Several units of volume are used in petroleum engineering.

==Units==

| Unit |  | Thousand | Million | Billion (10^{9}) |
|---|---|---|---|---|
| cubic meter | m3 | E3m3 (sometimes referred to as a "dec") | E6m3 |  |
| barrel | bbl | Mbbl | MMbbl |  |
| Standard cubic feet | scf | Mscf | MMscf | Bcf |

Due to the risk of confusion with the SI convention where the "M" prefix stands for "mega" representing million, the Society of Petroleum Engineers recommends in their style guide that abbreviations or prefixes M or MM are not used for barrels of oil or barrel of oil equivalent, but rather that thousands, millions or billions are spelled out.

==Conversion factors==
- Oil conversion factor from m³ to bbl (or stb) is 6.28981100
- Gas conversion factor from standard m³ to scf is 35.314666721

Note that the m³ gas conversion factor takes into account a difference in the standard temperature base for measurement of gas volumes in metric and imperial units.
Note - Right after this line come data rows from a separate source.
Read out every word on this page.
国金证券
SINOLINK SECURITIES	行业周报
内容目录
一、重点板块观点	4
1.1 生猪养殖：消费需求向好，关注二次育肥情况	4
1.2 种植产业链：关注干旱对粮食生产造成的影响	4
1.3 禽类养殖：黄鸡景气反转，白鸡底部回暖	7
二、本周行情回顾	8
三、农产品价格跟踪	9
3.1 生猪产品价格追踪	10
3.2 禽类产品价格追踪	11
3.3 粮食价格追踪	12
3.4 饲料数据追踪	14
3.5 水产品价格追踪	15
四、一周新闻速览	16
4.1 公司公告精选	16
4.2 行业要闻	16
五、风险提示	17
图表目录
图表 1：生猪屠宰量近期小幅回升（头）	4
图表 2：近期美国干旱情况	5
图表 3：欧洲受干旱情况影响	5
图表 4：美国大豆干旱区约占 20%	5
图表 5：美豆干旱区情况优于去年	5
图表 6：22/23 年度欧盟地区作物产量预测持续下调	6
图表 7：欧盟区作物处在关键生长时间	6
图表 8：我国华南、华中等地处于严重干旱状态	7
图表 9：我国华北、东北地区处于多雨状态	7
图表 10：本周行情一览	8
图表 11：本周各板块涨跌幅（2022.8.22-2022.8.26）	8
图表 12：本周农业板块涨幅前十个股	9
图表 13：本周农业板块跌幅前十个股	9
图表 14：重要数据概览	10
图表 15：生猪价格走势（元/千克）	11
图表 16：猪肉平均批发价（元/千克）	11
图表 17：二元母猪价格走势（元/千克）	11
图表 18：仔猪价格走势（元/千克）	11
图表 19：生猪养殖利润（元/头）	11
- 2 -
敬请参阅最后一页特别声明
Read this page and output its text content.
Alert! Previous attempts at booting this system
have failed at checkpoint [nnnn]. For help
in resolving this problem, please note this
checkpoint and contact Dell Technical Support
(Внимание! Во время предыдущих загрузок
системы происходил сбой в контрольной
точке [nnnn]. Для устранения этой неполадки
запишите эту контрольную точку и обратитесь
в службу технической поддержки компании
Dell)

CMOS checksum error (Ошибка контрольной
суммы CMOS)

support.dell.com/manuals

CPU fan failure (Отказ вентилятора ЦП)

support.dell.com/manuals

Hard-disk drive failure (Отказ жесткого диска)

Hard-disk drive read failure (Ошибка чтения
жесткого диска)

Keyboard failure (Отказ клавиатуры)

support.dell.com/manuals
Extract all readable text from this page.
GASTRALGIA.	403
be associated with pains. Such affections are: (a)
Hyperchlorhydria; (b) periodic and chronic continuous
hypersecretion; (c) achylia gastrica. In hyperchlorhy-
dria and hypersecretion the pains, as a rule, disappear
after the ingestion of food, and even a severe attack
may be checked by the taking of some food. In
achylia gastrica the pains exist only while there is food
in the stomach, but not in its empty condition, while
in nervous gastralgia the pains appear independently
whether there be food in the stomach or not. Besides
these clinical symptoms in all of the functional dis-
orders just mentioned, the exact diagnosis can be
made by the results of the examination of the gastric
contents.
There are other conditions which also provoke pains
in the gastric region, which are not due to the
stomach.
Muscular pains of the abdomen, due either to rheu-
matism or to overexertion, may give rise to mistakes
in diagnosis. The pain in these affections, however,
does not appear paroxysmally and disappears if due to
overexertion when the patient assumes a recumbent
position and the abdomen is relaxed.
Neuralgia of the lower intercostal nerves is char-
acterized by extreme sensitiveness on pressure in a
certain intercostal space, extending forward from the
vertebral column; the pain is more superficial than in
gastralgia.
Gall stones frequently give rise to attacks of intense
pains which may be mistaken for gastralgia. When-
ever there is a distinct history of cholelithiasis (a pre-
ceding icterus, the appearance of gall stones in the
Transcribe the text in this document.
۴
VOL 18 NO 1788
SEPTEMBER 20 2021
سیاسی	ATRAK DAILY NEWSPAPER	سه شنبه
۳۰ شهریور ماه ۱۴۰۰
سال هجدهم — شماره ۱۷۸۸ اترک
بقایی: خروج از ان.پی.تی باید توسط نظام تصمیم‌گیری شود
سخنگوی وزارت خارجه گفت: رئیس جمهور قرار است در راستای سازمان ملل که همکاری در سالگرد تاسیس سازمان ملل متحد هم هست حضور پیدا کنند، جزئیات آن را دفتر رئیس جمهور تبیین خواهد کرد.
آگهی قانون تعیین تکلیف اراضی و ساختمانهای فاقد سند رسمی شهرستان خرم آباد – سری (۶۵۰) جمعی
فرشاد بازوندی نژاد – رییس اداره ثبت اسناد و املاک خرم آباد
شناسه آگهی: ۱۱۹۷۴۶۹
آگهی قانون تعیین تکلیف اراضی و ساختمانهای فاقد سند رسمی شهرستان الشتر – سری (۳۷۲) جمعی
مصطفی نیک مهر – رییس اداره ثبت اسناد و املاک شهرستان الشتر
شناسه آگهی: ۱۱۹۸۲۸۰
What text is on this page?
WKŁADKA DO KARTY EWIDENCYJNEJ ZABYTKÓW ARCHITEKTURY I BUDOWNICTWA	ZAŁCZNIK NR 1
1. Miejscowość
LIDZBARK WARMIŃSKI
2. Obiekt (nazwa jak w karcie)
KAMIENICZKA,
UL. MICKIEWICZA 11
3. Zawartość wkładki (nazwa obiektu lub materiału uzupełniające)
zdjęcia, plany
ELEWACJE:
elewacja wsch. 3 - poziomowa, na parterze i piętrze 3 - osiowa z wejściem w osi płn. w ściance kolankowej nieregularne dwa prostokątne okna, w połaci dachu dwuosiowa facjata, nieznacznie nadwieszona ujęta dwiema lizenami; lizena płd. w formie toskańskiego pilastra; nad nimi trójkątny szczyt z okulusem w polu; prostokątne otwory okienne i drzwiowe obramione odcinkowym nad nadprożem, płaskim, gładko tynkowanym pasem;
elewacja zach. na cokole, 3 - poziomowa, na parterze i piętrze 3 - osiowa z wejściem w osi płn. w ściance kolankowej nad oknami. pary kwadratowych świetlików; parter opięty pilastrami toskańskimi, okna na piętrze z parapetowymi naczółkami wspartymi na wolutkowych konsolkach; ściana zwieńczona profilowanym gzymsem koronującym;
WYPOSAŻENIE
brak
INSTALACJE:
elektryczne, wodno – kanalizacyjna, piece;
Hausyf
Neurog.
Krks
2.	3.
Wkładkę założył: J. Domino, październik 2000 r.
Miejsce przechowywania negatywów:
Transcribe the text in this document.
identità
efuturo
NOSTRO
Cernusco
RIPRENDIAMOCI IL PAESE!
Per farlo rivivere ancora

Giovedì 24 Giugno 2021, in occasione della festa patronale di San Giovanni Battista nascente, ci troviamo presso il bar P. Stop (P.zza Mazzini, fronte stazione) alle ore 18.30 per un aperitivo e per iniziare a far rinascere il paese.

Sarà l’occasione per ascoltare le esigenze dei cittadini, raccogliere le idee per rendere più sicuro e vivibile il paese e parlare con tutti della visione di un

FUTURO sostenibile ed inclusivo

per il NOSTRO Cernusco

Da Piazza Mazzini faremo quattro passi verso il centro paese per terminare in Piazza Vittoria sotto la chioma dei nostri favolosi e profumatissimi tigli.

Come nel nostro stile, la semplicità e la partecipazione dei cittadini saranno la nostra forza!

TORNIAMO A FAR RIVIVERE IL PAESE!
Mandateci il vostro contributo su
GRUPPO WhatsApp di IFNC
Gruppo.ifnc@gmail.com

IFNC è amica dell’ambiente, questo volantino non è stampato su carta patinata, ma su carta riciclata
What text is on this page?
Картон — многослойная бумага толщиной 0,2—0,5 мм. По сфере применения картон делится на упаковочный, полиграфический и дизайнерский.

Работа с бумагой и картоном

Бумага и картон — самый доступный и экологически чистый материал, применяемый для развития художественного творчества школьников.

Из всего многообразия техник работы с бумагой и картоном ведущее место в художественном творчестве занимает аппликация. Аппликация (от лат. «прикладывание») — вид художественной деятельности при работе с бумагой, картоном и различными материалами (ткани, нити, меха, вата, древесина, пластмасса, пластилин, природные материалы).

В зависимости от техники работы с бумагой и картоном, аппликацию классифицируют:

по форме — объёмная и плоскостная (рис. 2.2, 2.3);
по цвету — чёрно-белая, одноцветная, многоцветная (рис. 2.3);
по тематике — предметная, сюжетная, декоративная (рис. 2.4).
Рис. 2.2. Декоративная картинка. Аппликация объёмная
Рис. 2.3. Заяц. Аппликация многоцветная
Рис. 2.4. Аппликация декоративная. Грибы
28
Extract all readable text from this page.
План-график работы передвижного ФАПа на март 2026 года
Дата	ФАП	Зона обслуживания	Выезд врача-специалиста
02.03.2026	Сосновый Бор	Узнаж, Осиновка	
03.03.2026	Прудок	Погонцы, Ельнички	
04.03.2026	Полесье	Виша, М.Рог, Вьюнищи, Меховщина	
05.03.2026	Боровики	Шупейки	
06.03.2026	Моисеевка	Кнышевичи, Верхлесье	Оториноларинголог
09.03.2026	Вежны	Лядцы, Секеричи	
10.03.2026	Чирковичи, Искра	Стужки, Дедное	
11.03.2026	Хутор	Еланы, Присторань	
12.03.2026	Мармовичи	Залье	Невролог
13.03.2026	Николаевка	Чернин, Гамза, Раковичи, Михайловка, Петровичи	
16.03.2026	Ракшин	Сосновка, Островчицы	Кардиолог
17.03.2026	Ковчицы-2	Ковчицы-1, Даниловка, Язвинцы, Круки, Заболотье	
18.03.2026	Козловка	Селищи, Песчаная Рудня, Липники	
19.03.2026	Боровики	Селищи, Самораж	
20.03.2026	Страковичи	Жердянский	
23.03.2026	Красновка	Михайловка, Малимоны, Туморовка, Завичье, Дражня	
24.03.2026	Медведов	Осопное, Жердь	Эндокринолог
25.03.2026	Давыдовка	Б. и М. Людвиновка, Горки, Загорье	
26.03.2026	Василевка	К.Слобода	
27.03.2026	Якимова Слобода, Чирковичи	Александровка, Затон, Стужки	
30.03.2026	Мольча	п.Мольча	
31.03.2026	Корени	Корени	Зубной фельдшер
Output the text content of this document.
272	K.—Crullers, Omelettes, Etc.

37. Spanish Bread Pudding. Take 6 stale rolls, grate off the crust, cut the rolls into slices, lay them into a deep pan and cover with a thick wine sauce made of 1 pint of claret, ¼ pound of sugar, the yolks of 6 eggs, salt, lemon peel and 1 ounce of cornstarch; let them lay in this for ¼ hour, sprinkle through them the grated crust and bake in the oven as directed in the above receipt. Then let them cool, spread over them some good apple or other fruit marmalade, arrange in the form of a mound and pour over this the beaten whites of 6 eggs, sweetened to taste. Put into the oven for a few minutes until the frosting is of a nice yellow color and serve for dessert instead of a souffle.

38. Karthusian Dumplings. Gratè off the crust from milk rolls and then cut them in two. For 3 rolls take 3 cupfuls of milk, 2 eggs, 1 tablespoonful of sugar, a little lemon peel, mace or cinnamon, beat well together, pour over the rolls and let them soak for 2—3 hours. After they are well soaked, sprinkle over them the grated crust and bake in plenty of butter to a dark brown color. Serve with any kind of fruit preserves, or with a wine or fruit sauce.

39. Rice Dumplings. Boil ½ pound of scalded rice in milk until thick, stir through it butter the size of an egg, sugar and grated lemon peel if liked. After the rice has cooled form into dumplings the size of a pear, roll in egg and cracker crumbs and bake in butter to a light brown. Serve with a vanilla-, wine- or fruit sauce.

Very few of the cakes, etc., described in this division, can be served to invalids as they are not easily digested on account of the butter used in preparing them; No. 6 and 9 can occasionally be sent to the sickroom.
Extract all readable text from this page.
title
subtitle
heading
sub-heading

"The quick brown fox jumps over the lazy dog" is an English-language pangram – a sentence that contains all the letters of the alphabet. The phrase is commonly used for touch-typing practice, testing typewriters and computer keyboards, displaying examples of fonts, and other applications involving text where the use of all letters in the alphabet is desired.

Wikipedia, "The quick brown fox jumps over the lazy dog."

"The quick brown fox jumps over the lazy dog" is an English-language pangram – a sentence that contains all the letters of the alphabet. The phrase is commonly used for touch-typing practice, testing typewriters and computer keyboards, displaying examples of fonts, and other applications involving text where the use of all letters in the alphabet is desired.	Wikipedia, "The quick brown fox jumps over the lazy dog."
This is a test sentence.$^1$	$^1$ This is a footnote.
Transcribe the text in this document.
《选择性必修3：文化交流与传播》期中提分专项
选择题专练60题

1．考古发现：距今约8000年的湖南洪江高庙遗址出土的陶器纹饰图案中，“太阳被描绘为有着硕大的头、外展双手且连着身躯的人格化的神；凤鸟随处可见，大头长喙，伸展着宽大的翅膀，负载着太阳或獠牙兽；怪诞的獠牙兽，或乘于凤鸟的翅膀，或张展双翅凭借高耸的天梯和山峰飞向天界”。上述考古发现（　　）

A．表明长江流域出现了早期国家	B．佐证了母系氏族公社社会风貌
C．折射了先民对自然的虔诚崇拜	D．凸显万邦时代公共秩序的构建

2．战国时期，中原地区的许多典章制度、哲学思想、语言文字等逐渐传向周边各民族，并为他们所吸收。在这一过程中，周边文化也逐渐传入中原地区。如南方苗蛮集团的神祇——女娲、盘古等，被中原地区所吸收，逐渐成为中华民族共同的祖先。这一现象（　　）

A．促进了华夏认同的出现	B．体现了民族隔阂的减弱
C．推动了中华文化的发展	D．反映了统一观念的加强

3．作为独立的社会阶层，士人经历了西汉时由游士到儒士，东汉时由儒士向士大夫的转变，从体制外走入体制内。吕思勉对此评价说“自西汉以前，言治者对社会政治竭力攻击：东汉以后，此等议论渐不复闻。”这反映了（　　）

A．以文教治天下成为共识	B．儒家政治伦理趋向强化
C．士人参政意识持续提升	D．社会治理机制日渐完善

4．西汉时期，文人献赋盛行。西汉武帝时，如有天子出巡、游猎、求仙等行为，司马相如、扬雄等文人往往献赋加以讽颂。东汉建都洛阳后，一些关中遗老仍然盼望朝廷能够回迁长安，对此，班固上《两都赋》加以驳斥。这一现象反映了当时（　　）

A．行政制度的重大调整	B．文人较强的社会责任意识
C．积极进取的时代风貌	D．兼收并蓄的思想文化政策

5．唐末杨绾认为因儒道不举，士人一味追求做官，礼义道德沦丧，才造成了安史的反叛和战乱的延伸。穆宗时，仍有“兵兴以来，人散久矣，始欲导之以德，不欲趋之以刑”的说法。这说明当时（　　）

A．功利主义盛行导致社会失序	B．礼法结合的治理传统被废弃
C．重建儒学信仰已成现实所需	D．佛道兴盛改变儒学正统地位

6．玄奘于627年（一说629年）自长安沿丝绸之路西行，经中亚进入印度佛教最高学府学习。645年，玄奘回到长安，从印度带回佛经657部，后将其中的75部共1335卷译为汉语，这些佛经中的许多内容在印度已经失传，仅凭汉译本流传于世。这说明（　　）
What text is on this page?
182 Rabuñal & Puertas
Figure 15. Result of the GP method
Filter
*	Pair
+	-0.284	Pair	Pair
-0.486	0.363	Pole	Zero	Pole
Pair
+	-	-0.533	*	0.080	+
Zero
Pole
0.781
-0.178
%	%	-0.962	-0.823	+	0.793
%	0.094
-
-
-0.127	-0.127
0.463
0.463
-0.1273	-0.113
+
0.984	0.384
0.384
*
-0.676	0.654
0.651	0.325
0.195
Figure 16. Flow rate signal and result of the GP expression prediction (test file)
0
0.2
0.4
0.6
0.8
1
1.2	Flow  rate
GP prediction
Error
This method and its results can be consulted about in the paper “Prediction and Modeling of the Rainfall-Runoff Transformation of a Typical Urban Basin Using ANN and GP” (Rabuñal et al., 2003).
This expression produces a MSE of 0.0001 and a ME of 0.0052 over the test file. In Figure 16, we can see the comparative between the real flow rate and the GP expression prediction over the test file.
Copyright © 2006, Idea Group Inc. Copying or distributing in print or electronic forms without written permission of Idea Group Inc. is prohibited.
The standard temperature for metric measurement is 15 degrees Celsius (i.e. 59 degrees Fahrenheit) while for English measurement the standard temperature is 60 °F. Gas undergoes a slight expansion when the temperature is raised from 15 °C (59 °F) to 60 °F and this expansion is built into the above factor for gas.

The standard temperature and pressure (STP) for gas varies depending on the particular code being used. It is just as important to know the standard pressure as the temperature. Formerly, OPEC used 101.325 kPa (14.696 psia) but now the standard is 101.560 kPa (14.73 psia).